私の作品を常設展示する目的で「タカオヤマダ・ジャスナギャラリー」が開設された。ここは私が生来の仕事として取組んで来たグラフィックデザインを一切の目的から解き放し、自由を条件に表現の世界を放浪しようと試みる場である。
1970〜1980年代、グラフィックデザインやイラストレーションの興隆期と言われるこの時期、グラフィックデザイナーやイラストレーターの作品展が頻繁に開催され、多くの同朋に快い刺激を発散させていた。それらは一様に思考的であり実験的な様相ですらあった。 今日では時代も変わり、そんなことがあったのかと思うほどグラフィックデザイナーやイラストレーターの作品発表の場に出会えなくなった。それは、単に時代背景に留まらず、現代の彼らがグラフィックデザインやイラストレーションの根底にあるアートの介在を見失い自らの主張を試みる衝動をも忘れてしまったのでは無いかと心配している。
そしてそれが、冷静且つ旺盛な職業意識を持つ彼らのビヘイビアの影響だとすれば、余裕と味わいのある表現者の芽を摘んでしまうことに成りはしないかと更に恐れを感じる。
このギャラリーが、これからの彼らの試みと共存し、時代に新たな刺激と流れを届けられれば幸いだ。

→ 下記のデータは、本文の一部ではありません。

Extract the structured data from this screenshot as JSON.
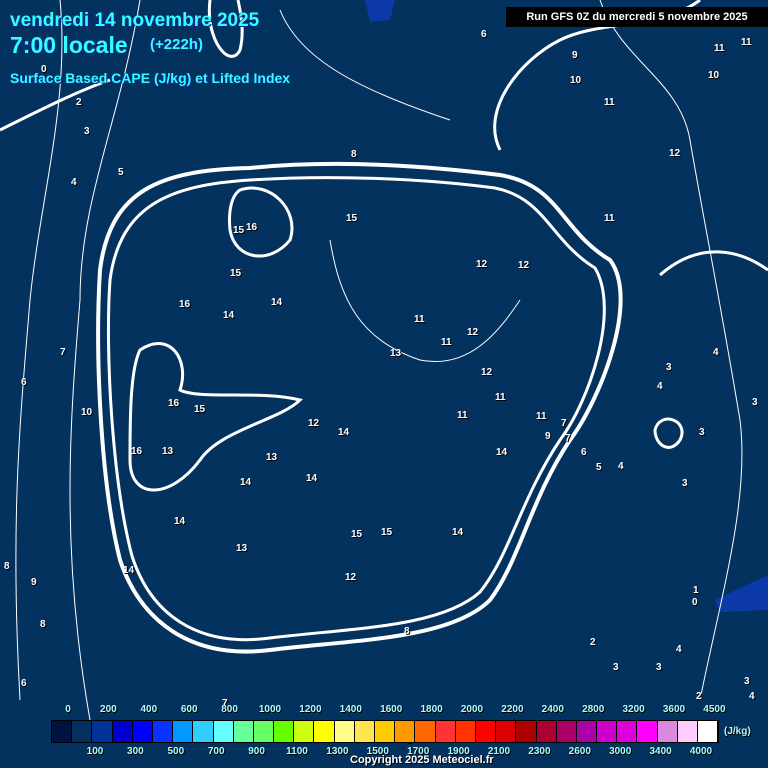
{
  "header": {
    "date": "vendredi 14 novembre 2025",
    "time": "7:00 locale",
    "lead": "(+222h)",
    "parameter": "Surface Based CAPE (J/kg) et Lifted Index",
    "run": "Run GFS 0Z du mercredi 5 novembre 2025"
  },
  "contour_labels": [
    "0",
    "2",
    "3",
    "4",
    "5",
    "7",
    "6",
    "10",
    "8",
    "9",
    "8",
    "6",
    "6",
    "15",
    "16",
    "15",
    "15",
    "14",
    "14",
    "16",
    "15",
    "16",
    "16",
    "13",
    "13",
    "14",
    "14",
    "14",
    "13",
    "12",
    "14",
    "15",
    "14",
    "12",
    "14",
    "15",
    "11",
    "12",
    "11",
    "13",
    "12",
    "12",
    "11",
    "11",
    "11",
    "14",
    "12",
    "11",
    "8",
    "9",
    "10",
    "11",
    "12",
    "10",
    "11",
    "11",
    "4",
    "4",
    "3",
    "3",
    "5",
    "4",
    "3",
    "3",
    "2",
    "3",
    "3",
    "4",
    "1",
    "0",
    "2",
    "7",
    "7",
    "6",
    "9",
    "8",
    "2",
    "3",
    "4",
    "6",
    "7"
  ],
  "legend": {
    "colors": [
      "#00123f",
      "#033060",
      "#00339a",
      "#0000cc",
      "#0000ff",
      "#0b33ff",
      "#0099ff",
      "#33ccff",
      "#66ffff",
      "#66ff99",
      "#66ff66",
      "#66ff00",
      "#ccff11",
      "#ffff00",
      "#ffff88",
      "#ffe650",
      "#ffcc00",
      "#ff9900",
      "#ff6600",
      "#ff3333",
      "#ff3300",
      "#ff0000",
      "#dd0000",
      "#aa0000",
      "#aa0033",
      "#aa0066",
      "#aa00aa",
      "#cc00cc",
      "#dd00dd",
      "#ff00ff",
      "#dd88dd",
      "#ffccff",
      "#ffffff"
    ],
    "top_ticks": [
      "0",
      "200",
      "400",
      "600",
      "800",
      "1000",
      "1200",
      "1400",
      "1600",
      "1800",
      "2000",
      "2200",
      "2400",
      "2800",
      "3200",
      "3600",
      "4500"
    ],
    "bottom_ticks": [
      "100",
      "300",
      "500",
      "700",
      "900",
      "1100",
      "1300",
      "1500",
      "1700",
      "1900",
      "2100",
      "2300",
      "2600",
      "3000",
      "3400",
      "4000"
    ],
    "unit": "(J/kg)"
  },
  "copyright": "Copyright 2025 Meteociel.fr"
}
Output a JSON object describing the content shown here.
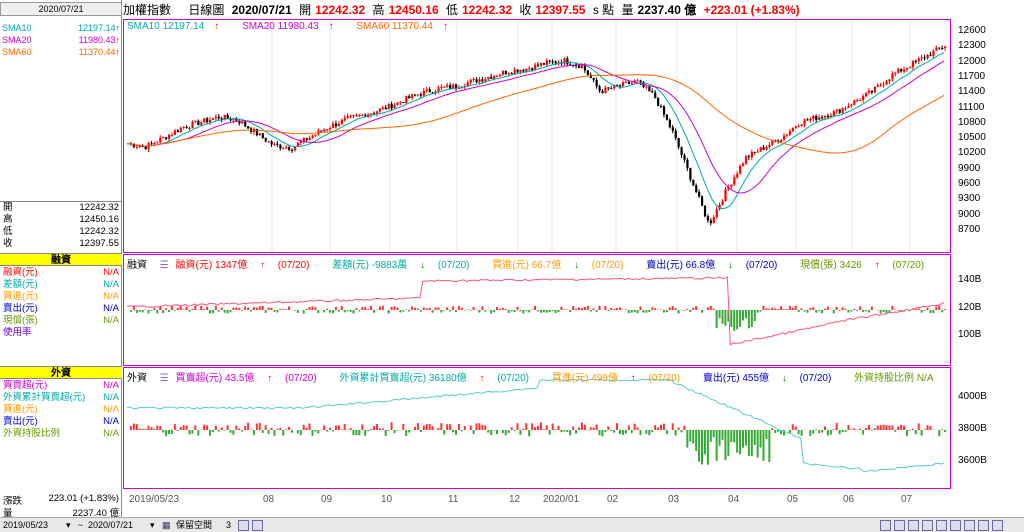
{
  "side": {
    "date": "2020/07/21",
    "sma": [
      {
        "k": "SMA10",
        "v": "12197.14",
        "arrow": "↑",
        "color": "#00aaaa"
      },
      {
        "k": "SMA20",
        "v": "11980.43",
        "arrow": "↑",
        "color": "#cc00cc"
      },
      {
        "k": "SMA60",
        "v": "11370.44",
        "arrow": "↑",
        "color": "#ff6600"
      }
    ],
    "ohlc": [
      {
        "k": "開",
        "v": "12242.32"
      },
      {
        "k": "高",
        "v": "12450.16"
      },
      {
        "k": "低",
        "v": "12242.32"
      },
      {
        "k": "收",
        "v": "12397.55"
      }
    ],
    "margin_title": "融資",
    "margin_rows": [
      {
        "k": "融資(元)",
        "v": "N/A",
        "color": "#ff0000"
      },
      {
        "k": "差額(元)",
        "v": "N/A",
        "color": "#00aaaa"
      },
      {
        "k": "買進(元)",
        "v": "N/A",
        "color": "#ff9900"
      },
      {
        "k": "賣出(元)",
        "v": "N/A",
        "color": "#0000cc"
      },
      {
        "k": "現償(張)",
        "v": "N/A",
        "color": "#669900"
      },
      {
        "k": "使用率",
        "v": "",
        "color": "#6600cc"
      }
    ],
    "foreign_title": "外資",
    "foreign_rows": [
      {
        "k": "買賣超(元)",
        "v": "N/A",
        "color": "#cc00cc"
      },
      {
        "k": "外資累計買賣超(元)",
        "v": "N/A",
        "color": "#00aaaa"
      },
      {
        "k": "買進(元)",
        "v": "N/A",
        "color": "#ff9900"
      },
      {
        "k": "賣出(元)",
        "v": "N/A",
        "color": "#0000cc"
      },
      {
        "k": "外資持股比例",
        "v": "N/A",
        "color": "#669900"
      }
    ],
    "foot": [
      {
        "k": "漲跌",
        "v": "223.01 (+1.83%)"
      },
      {
        "k": "量",
        "v": "2237.40 億"
      }
    ]
  },
  "topbar": {
    "name": "加權指數",
    "period": "日線圖",
    "date": "2020/07/21",
    "open_lbl": "開",
    "open": "12242.32",
    "high_lbl": "高",
    "high": "12450.16",
    "low_lbl": "低",
    "low": "12242.32",
    "close_lbl": "收",
    "close": "12397.55",
    "unit": "s 點",
    "vol_lbl": "量",
    "vol": "2237.40 億",
    "change": "+223.01 (+1.83%)"
  },
  "legends": {
    "price": [
      {
        "text": "SMA10 12197.14",
        "arrow": "↑",
        "color": "#00aaaa"
      },
      {
        "text": "SMA20 11980.43",
        "arrow": "↑",
        "color": "#cc00cc"
      },
      {
        "text": "SMA60 11370.44",
        "arrow": "↑",
        "color": "#ff6600"
      }
    ],
    "margin": [
      {
        "text": "融資",
        "color": "#000000"
      },
      {
        "text": "融資(元) 1347億",
        "arrow": "↑",
        "date": "(07/20)",
        "color": "#ff0000"
      },
      {
        "text": "差額(元) -9883萬",
        "arrow": "↓",
        "date": "(07/20)",
        "color": "#00aaaa"
      },
      {
        "text": "買進(元) 66.7億",
        "arrow": "↓",
        "date": "(07/20)",
        "color": "#ff9900"
      },
      {
        "text": "賣出(元) 66.8億",
        "arrow": "↓",
        "date": "(07/20)",
        "color": "#0000cc"
      },
      {
        "text": "現償(張) 3426",
        "arrow": "↑",
        "date": "(07/20)",
        "color": "#669900"
      }
    ],
    "foreign": [
      {
        "text": "外資",
        "color": "#000000"
      },
      {
        "text": "買賣超(元) 43.5億",
        "arrow": "↑",
        "date": "(07/20)",
        "color": "#cc00cc"
      },
      {
        "text": "外資累計買賣超(元) 36180億",
        "arrow": "↑",
        "date": "(07/20)",
        "color": "#00aaaa"
      },
      {
        "text": "買進(元) 499億",
        "arrow": "↑",
        "date": "(07/20)",
        "color": "#ff9900"
      },
      {
        "text": "賣出(元) 455億",
        "arrow": "↓",
        "date": "(07/20)",
        "color": "#0000cc"
      },
      {
        "text": "外資持股比例 N/A",
        "color": "#669900"
      }
    ]
  },
  "axes": {
    "price_ticks": [
      "12600",
      "12300",
      "12000",
      "11700",
      "11400",
      "11100",
      "10800",
      "10500",
      "10200",
      "9900",
      "9600",
      "9300",
      "9000",
      "8700"
    ],
    "margin_ticks": [
      "140B",
      "120B",
      "100B"
    ],
    "foreign_ticks": [
      "4000B",
      "3800B",
      "3600B"
    ],
    "x_labels": [
      "2019/05/23",
      "08",
      "09",
      "10",
      "11",
      "12",
      "2020/01",
      "02",
      "03",
      "04",
      "05",
      "06",
      "07"
    ]
  },
  "bottombar": {
    "range_start": "2019/05/23",
    "range_sep": "~",
    "range_end": "2020/07/21",
    "save_label": "保留空間",
    "save_value": "3"
  },
  "chart_data": {
    "type": "line",
    "title": "",
    "ylim": [
      8500,
      12700
    ],
    "x_months": [
      "2019/05/23",
      "08",
      "09",
      "10",
      "11",
      "12",
      "2020/01",
      "02",
      "03",
      "04",
      "05",
      "06",
      "07"
    ],
    "close_approx": [
      10480,
      10420,
      10600,
      10800,
      10900,
      11000,
      10950,
      10700,
      10450,
      10400,
      10600,
      10800,
      10950,
      11050,
      11150,
      11300,
      11450,
      11550,
      11600,
      11700,
      11800,
      11900,
      11950,
      12050,
      12100,
      12000,
      11500,
      11600,
      11700,
      11400,
      10700,
      9800,
      8900,
      9600,
      10200,
      10400,
      10600,
      10900,
      11000,
      11100,
      11300,
      11500,
      11800,
      12000,
      12200,
      12400
    ]
  }
}
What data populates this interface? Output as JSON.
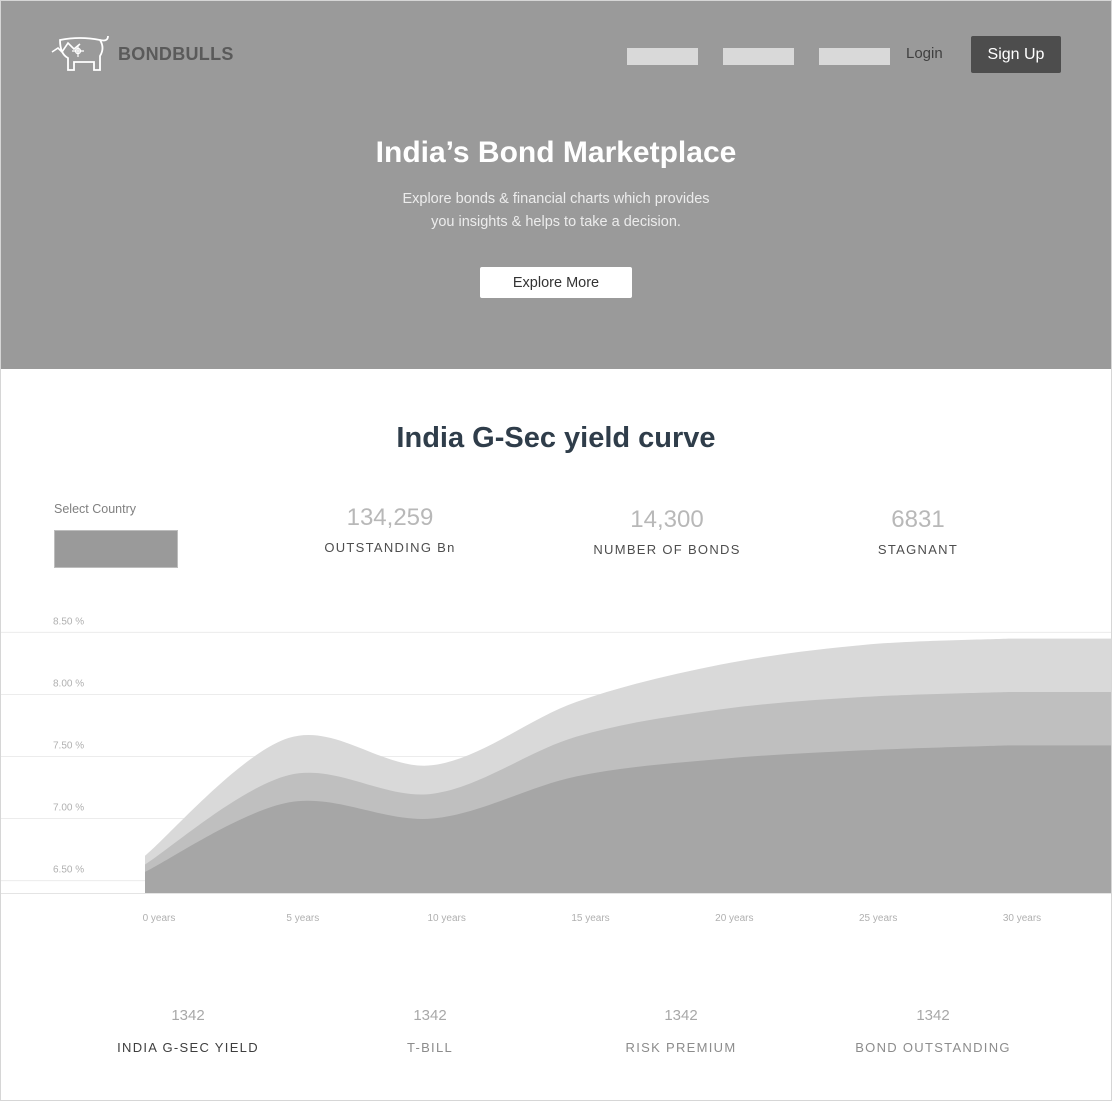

当ギャラリーの開設にご尽力いただいた畏友谷川逸人氏と共に切に願うものである。


山田崇雄 株式会社TCD 代表取締役会長、クリエイティブ・ディレクター
[筆者プロフィール]
山田崇雄 株式会社TCD 代表取締役会長、クリエイティブ・ディレクター
1938年大阪に生まれる。1961年~1971年早川良雄デザイン事務所にてチーフデザイナーを務める。1971年独立。1977年株式会社TCD設立。
大阪府アートディレクター、大阪デザイン団体連合会長などの公職を歴任。現在、日本広告制作協会関西代表、大阪広告協会理事、佐治敬三賞審査委員長、広告電通賞選考委員などを通じ、関西のクリエイティブ界を牽引している。